Siria, massacro a Homs: nuove sanzioni dall’Unione Europea

Ieri in Siria si è votato per un referendum sulla nuova costituzione proposta dal regime che se approvata o meno cambierà ben poco in quanto l’esito positivo farebbe si che non vi sia più un solo partito (quello di Assad) ma di fatto all’attuale presidente resterebbero la maggior parte dei poteri decisionali.

Così da una parte centinaia di cittadini si sono riversati alle urne a Damasco, Aleppo e altre grandi città, dall’altra sono continuati i bombardamenti che da oltre due settimane stanno devastando gran parte del paese e causando decine di morti ogni giorno, in queste città l’opposizione ha boicottato le urne: la Siria si è così trovata spaccata in due.
Continuano intanto, mentre si attende il verdetto del referendum, i bombardamenti a Homs, città semidistrutta e dove si trovano diversi giornalisti occidentali bloccati e feriti, per l’Osservatorio siriano per i diritti umani (Osdh), in esilio a Londra, solo domenica sarebbero morte altre 31 persone a seguito degli scontri tra disertori e forze governative, la repressione si fa sempre di più guerra civile. In molte città la situazione è drammatica, la Croce Rossa sta tentando, senza successo di chiedere un blocco degli scontri giornaliero di almeno 2 ore per poter soccorrere i feriti ma fin ora il regime non ha dato spiragli di trattativa.
Intanto dopo la riunione a Tunisi degli “amici della Siria” dall’Unione Europea arrivano  nuove sanzioni che colpiranno il settore finanziario ed economico, in particolare le transazioni della banca centrale siriana e l’export di metalli preziosi, come l’oro, e di diamanti. Saranno inoltre apportate misure restrittive ai voli di cargo e sono stati bloccati i visti di ingresso nell’Ue e congelati i beni a sette ministri ritenuti colpevoli di aver violato le leggi internazionali umanitarie.

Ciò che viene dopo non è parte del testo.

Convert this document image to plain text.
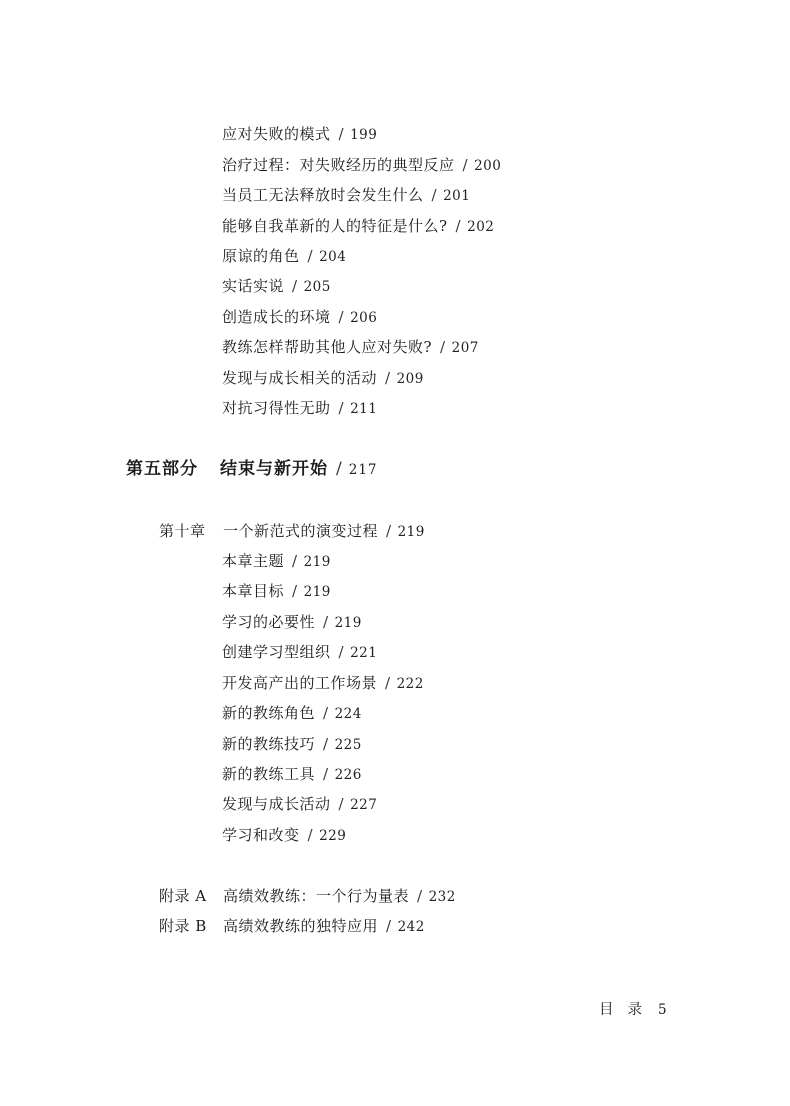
应对失败的模式 / 199
治疗过程：对失败经历的典型反应 / 200
当员工无法释放时会发生什么 / 201
能够自我革新的人的特征是什么? / 202
原谅的角色 / 204
实话实说 / 205
创造成长的环境 / 206
教练怎样帮助其他人应对失败? / 207
发现与成长相关的活动 / 209
对抗习得性无助 / 211
第五部分 结束与新开始 / 217
第十章 一个新范式的演变过程 / 219
本章主题 / 219
本章目标 / 219
学习的必要性 / 219
创建学习型组织 / 221
开发高产出的工作场景 / 222
新的教练角色 / 224
新的教练技巧 / 225
新的教练工具 / 226
发现与成长活动 / 227
学习和改变 / 229
附录 A 高绩效教练：一个行为量表 / 232
附录 B 高绩效教练的独特应用 / 242
目 录 5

Il ministro degli Esteri, Giulio Terzi, ha affermato prima dell’approvazione delle nuove sanzioni: “Io insisterò sull’esigenza di trovare il modo perché vi sia una tregua umanitaria, che è assolutamente indispensabile dopo quello che stiamo vedendo a Homs, dove la Croce Rossa non riesce neppure ad entrare e neppure l’organizzazione equivalente (come la Mezzaluna Rossa, ndr). Si tratta di un momento estremamente critico. Ma dopo la conferenza di Tunisi, venerdì scorso, la coalizione politica dei paesi che sostegno la Lega Araba si è estremamente rafforzata. Quindi esiste una condizione di carattere generale che va sempre di più nella direzione dell’abbandono del potere da parte di Assad, ma è ancora tutto da vedere”.